Bu sefer ne yapmalıyım?

’Sanırım Yoohyun-ie’ye her şeyi anlatmak daha iyi olacak. Lonca işlerine yeteneklerimle yardımcı olurken onun desteğini ve korumasını alırım?’

Ejderha Katilini açıklamak bir tık zor olur o yüzden onu da rafa kaldıralım. Ona sadece Mükemmel Bakıcıyı anlatacağım. Sadece Umut Vadeden Filizle bile hyung rolümü güzelce yerine getirebilirim. Bir grup yetenekli çaylak getirirsem, beni loncadan atmak şöyle dursun, bu sefer benim için bir koltuk ayırabilirler.  

Keyifle hayal kurarken kapıyı açtım ve gözlerimiz buluştu.

"Uh..."

Boyu rahat 1.90’ı geçen, göz korkutucu bir yapıya sahip adam, kapının diğer tarafında koridorun duvarına yaslanmış bana soğuk bir ifadeyle bakıyordu.

A-sınıfı Uyanmış, Kim Sunghan.

Haeyeon Loncası’nın lideri Han Yoohyun’un sadık sağ kollarından biriydi ve savunma konusunda uzmanlaşmış bir savaş avcısıydı. Yoohyun-ie’ye olan sadakati büyüktü, bu yüzden beni çirkin bir bela olarak görüyordu... Yüzündeki ifadeye bakılırsa hâlâ öyle görüyor.

Ama neden buradaydı? Acaba yoldan mı geçiyordu...ya da değildir çünkü geriye yaslanmış bir hâlde yolumda duruyordu.  

"Um... merhaba?"

Kim Sunghan tamamen selamımı görmezden geldi.
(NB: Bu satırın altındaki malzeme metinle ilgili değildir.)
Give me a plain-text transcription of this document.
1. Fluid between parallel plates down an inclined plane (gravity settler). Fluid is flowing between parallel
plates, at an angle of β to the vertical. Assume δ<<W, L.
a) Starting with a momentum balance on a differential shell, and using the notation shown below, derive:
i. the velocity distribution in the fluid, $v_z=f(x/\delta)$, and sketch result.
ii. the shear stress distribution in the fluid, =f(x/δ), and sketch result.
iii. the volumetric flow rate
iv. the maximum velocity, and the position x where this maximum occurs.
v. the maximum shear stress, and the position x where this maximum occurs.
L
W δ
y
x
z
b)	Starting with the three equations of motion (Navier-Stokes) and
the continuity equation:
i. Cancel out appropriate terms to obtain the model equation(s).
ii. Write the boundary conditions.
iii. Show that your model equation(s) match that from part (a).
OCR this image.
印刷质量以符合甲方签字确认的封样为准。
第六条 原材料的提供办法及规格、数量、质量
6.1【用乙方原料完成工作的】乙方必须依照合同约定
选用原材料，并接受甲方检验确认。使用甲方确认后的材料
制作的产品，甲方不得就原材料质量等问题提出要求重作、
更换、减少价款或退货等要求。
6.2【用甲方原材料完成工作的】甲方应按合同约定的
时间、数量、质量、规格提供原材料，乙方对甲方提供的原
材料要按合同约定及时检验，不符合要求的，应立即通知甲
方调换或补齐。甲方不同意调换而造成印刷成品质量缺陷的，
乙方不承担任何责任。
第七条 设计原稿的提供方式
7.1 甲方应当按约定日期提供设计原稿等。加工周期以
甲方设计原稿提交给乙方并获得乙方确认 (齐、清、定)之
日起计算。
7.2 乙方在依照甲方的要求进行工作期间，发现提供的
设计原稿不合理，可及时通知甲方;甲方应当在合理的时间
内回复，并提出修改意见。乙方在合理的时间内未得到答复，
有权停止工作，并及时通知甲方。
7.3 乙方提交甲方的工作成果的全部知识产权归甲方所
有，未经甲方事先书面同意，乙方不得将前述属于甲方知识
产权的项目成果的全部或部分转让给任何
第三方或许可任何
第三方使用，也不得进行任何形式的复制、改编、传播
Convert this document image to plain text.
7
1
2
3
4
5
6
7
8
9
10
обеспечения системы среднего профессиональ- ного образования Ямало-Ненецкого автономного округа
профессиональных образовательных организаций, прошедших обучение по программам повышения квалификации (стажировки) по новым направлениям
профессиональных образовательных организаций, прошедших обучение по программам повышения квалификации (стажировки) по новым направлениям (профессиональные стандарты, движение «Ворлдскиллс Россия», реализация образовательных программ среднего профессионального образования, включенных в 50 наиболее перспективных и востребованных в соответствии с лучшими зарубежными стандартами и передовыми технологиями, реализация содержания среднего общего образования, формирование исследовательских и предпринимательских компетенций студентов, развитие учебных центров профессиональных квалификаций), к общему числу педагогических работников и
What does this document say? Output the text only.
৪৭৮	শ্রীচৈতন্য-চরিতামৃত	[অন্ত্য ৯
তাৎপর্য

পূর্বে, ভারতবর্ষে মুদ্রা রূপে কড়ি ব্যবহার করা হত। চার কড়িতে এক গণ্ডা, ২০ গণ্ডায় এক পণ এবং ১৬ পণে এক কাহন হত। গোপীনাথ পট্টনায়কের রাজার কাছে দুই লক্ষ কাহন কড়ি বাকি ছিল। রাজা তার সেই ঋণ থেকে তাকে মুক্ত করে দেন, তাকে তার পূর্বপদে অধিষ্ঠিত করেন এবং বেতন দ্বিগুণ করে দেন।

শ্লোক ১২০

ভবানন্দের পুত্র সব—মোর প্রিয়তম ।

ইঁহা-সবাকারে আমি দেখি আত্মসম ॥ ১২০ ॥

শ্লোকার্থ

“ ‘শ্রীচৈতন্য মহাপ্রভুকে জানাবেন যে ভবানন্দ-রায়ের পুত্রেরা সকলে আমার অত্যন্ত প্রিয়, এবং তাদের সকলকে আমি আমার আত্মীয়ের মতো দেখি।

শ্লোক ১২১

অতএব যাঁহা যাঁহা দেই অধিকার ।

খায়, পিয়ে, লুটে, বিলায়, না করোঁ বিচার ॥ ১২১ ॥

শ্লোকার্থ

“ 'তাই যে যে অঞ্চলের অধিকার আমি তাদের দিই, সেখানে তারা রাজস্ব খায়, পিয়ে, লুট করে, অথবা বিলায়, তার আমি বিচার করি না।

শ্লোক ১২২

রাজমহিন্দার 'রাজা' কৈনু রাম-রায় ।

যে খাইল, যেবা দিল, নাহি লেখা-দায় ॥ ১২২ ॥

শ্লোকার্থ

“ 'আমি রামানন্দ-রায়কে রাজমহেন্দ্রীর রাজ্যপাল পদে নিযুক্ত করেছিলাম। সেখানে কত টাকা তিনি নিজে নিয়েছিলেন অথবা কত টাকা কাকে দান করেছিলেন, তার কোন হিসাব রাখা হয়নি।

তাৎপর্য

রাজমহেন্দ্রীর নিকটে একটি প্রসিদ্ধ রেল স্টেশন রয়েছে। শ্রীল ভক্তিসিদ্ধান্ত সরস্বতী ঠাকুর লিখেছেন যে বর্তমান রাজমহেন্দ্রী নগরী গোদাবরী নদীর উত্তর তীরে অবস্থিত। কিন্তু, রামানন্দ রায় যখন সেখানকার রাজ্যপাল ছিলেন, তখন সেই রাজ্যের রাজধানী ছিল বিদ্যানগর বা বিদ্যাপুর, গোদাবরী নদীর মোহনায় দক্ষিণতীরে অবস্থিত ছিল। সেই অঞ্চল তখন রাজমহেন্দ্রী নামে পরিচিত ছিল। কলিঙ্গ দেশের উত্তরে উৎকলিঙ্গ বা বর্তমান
Bu da neydi? Geçen sefer böyle bir şey olmamıştı. Yoohyun-ie’nin dırdırını dinledikten sonra öfkelenip yerimden fırlayıp kendime bakabileceğimi ve beni rahatsız etmeyi bırakmalarını bağırarak söylemiştim.

"İlgilenmem gereken işler var. İyi günler dilerim!" dedim ve yanından geçip gitmeye çalıştım.

"Yapamazsın."

Alçak ve tok bir ses beni durdurdu. Sadece sözle de kalmadı, kolumu da tuttu.

"Lonca lideri-nim sana göz kulak olmamı ve gitmeni engellememi söyledi."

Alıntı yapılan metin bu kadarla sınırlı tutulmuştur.